Top Republicans hope House approval will take place this week.
In a statement last week, U.S. Rep. Doug Collins, R-Gainesville, said, “President Trump and congressional Republicans are working to restore Americans’ access to affordable, patient-centered health care.
“With the (Congressional Budget Office) scoring predicting lower premiums and billions of dollars in taxpayer savings, I’m pleased to see the Republican plan to repeal Obamacare move forward.”
The nonpartisan CBO also projected the legislation would boot 24 million people from health coverage, including 14 million who’d lose it next year.
Health secretary Tom Price has said the report was “simply wrong” and he disagreed “strenuously,” saying it omitted the impact of additional GOP legislation and regulatory changes the Trump administration plans.
Conservatives want to end Obama’s expansion of Medicaid to 11 million additional low-income people next year, rather than 2020, as the Affordable Care Act had proposed.
Last week, Republican Gov. Nathan Deal said changes to ACA shouldn’t “punish” the 19 states, including Georgia, that refused to expand Medicaid coverage.
Chase Reed, chairman of the Hall County Young Republicans, said he likes that the new bill proposes “giving more power to the states in … how they handle Medicaid.”
He also supports the bill’s call for the expansion of health savings accounts and getting rid of employer mandates.
Reed said he believes the bill isn’t perfect but “is definitely a step in the right direction for health care reform.”
“Congress not only listened to President Trump in his call for immediate action but also the millions of Americans who were devastated by Obamacare,” he said.
Bette Holland, chairwoman of the Dawson County Democratic Party, said she believes the GOP plan “will make it harder for sicker, older and poorer to get the health care they need.
“Tweaks that could have been made to make Obamacare work better were never attempted as the obstructionist Republicans didn’t want it to work, even if it meant sacrificing the health and well-being of their constituents.”
She said she also is worried about the fate of rural hospitals, where Medicaid is a big deal.
Kristin Grace, a spokeswoman with Gainesville-based Northeast Georgia Health System, said the system is concerned the bill “would be detrimental.”
“Based on what we have seen, the American Health Care Act will significantly impact the state of Georgia — not only affecting the insured and the Medicare population, but also how Medicaid is funded in Georgia,” she said.
“As a state that did not expand Medicaid, we would be at a significant disadvantage to other states if we were funded based on last year’s spending.”
Brett Fowler, vice president and partner of Gainesville insurance firm Turner, Wood & Smith, said he is getting a lot of calls from employers who buy plans through them.

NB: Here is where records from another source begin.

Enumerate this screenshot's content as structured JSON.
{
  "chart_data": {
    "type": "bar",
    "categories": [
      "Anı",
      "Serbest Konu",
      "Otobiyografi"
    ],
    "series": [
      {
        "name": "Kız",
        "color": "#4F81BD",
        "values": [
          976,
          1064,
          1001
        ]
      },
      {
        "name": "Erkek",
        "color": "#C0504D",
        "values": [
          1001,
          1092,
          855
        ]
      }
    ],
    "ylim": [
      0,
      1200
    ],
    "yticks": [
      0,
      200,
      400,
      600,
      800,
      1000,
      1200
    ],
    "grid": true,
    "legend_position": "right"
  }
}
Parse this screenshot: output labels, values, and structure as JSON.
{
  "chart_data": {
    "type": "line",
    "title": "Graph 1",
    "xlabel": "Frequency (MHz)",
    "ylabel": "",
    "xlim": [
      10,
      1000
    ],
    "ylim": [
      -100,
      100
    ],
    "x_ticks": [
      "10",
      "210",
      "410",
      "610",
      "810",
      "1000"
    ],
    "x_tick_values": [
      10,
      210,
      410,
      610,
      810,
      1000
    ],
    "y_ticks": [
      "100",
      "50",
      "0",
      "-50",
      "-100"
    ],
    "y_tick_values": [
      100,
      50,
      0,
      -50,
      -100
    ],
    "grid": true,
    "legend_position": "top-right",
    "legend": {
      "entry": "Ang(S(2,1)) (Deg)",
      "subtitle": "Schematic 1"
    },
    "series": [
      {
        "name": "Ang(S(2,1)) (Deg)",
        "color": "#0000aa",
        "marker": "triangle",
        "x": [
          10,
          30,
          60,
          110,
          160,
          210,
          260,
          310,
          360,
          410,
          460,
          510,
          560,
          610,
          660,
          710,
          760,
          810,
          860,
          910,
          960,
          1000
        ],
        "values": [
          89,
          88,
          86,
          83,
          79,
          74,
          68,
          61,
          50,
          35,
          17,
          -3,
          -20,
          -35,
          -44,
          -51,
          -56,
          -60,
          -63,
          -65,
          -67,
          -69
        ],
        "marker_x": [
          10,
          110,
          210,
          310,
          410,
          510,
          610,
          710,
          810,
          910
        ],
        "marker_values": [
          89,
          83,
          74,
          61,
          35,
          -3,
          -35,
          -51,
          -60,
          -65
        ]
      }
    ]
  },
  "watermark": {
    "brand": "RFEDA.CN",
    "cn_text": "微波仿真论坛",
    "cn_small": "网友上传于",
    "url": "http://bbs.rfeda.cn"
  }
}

“We’re just letting them know that until this is actually passed — while it does look like changes will be made — it is all just speculation,” he said. “It’s just too early to say.”
Fowler’s firm has regularly participated in the Greater Hall Chamber of Commerce’s annual Health Care Reform Seminar. This year’s event, set for Aug. 31, should be an interesting watch.
“It’ll be a good time to get some a little more detail about what’s going on,” Fowler said.
The Associated Press contributed to this report.